Question Format 2 – Choose the Three most appropriate actions
The second question involves choosing the 3 most appropriate linked actions to a scenario. As compared to the first question type, these items are linked and not individual so they must be considered together.
Each correct answer accounts for 4 marks. Therefore, you can potentially lose more marks on these questions as if you miss a letter, then you get nothing for it.
Let’s look at the example below:
Our options for this questions are:
Again, if we analyse these options:
- A – this is a relatively good option
- B – again, a relatively good option, though apologising isn’t ideal as you’re not aware they are in distress and they may lose confidence in you
- C – this undermines the nurse and isn’t an appropriate option
- D – this in inappropriate as it’s your job to determine what to do in the situation
- E – not an ideal option as you’re giving up on the situation by getting your supervisor in
- F – this seems reasonable as you’re giving the patient the option to stop working
- G – this is dismissing the patient and nurse’s concerns – not an appropriate choice
- H – reflection is always an excellent idea – so this is a reasonable option
By working through these, we can see that there are only really four reasonable options – A B F and H. We now need to consider which of these are the best when linked together and like I said, the option of apologising doesn’t seem to match well with the other options. Therefore, I would settle with A F and H.

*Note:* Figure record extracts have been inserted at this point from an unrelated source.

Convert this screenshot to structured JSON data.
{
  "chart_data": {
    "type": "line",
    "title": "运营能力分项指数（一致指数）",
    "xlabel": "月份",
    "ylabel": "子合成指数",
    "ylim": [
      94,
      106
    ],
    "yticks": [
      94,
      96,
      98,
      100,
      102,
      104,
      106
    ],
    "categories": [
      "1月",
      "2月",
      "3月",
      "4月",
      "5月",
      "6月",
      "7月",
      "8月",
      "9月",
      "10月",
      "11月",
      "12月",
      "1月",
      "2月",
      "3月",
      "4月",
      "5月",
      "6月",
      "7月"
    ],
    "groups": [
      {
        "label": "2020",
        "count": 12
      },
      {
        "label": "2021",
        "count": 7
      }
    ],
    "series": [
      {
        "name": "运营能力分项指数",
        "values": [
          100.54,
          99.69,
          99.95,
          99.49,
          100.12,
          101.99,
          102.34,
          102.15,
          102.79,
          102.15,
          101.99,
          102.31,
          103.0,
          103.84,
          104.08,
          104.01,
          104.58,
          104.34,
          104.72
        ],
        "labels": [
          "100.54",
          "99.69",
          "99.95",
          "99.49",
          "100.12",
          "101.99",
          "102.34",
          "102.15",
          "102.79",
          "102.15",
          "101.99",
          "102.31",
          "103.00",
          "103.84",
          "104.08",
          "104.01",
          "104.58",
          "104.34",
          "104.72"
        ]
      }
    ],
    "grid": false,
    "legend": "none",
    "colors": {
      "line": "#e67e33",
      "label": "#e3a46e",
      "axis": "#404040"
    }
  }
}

Tips and Tricks for the Situational Judgement Test
- Read the key resources – as mentioned, this isn’t a test of your clinical knowledge. This is an assessment of your professional attributes and so make sure you read key documents including:
- GDC Standards
- FGDP guidelines
- GDC Scope of Practice
- Pay attention to wording – small words make a difference in these questions so ensure you read questions carefully. For example, there is a big difference between stating that something is cancer and something may be cancer.
- Think idealistically – unfortunately a lot of the scenarios are idealistic in how you would respond. You would probably respond differently in a real-world scenario but you have to change your mindset and think what would the ideal situation require?

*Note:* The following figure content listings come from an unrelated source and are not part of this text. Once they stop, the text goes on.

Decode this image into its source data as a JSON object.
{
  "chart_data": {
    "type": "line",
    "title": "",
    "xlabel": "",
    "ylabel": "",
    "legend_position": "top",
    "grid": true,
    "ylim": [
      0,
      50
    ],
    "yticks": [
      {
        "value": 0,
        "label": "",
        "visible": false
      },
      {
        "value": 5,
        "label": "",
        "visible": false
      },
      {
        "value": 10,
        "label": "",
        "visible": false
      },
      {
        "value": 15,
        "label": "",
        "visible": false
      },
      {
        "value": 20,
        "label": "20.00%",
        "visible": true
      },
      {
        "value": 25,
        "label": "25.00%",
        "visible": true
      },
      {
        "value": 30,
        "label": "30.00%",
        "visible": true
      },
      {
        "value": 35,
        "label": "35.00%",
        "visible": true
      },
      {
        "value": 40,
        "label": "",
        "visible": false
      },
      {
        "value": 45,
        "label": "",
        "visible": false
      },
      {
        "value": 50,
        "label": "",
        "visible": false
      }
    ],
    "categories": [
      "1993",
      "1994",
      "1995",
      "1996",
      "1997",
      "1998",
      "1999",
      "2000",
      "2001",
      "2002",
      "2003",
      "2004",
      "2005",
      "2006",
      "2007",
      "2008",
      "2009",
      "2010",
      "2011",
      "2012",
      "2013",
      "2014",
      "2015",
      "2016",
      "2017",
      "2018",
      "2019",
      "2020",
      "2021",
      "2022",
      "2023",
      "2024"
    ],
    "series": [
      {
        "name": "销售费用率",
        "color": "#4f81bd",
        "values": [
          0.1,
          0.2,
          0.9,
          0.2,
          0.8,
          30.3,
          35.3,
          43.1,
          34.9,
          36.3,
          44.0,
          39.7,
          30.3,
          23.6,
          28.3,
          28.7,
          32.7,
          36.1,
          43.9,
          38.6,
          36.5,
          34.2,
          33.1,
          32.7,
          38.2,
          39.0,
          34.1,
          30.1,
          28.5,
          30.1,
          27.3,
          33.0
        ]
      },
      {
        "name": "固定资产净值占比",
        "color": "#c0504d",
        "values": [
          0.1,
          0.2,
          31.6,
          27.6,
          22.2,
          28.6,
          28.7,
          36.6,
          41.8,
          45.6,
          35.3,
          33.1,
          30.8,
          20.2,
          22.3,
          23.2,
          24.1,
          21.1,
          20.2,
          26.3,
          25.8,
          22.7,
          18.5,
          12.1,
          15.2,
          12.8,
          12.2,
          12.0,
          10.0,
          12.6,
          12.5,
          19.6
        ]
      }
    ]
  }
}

- Competency for the level you’re applying – if you’re applying for dental core training or dental foundation training, your level of competency is expected to be at this level. Therefore, it is expected that you will sometimes need your supervisor and need help – this is far safer and shows you are working within your competency.
- Patient first – in any decision you’re making, always put the patient’s best interests first. This is why, in our sample of most to least appropriate, the options that put Amba’s thoughts and concerns first, ranked better than those where they were dismissed. It is the first GDC standard for a reason.

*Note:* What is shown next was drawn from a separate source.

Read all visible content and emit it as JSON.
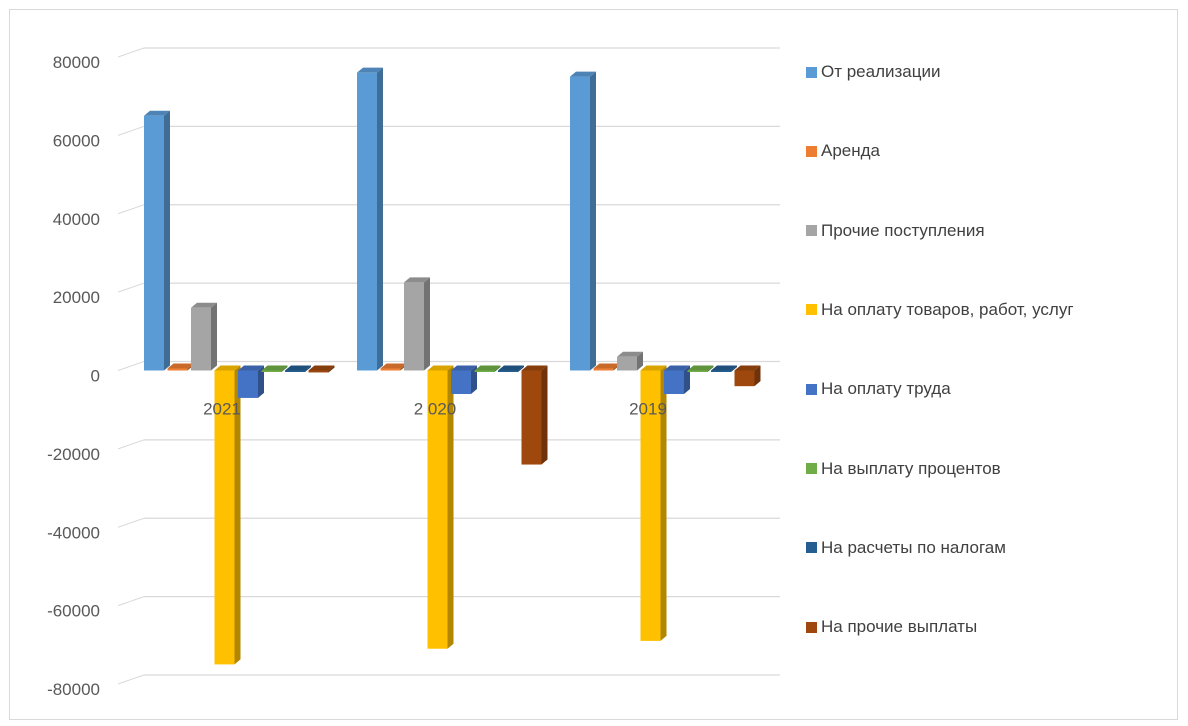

- Time yourself – this is really important – often it’s quite a push to get all the questions done in the time period set. If you are struggling on a question, don’t ponder too long on it and move on to the next one. This is where practicing becomes really important and really useful.
Resources for the Situational Judgement Test
Some helpful books to practice with include:
- The Dental Foundation Interview Guide: With Situational Judgement Tests
- Situational Judgements Tests for Dentistry
- 250 SJTs (Situational Judgement Test questions) for Foundation Year entry (Foundation Programme – FY1)
- Oxford Assess and Progress: Situational Judgement Test
- Situational Judgement Test for the Foundation Years Programme
Disclaimer – The information in this article is based on COPDEND guidance documents and personal opinion. This article does not guarantee you a job, nor does it reflect any actual interview questions – only potential examples. Please ensure you read all the appropriate COPDEND guidance.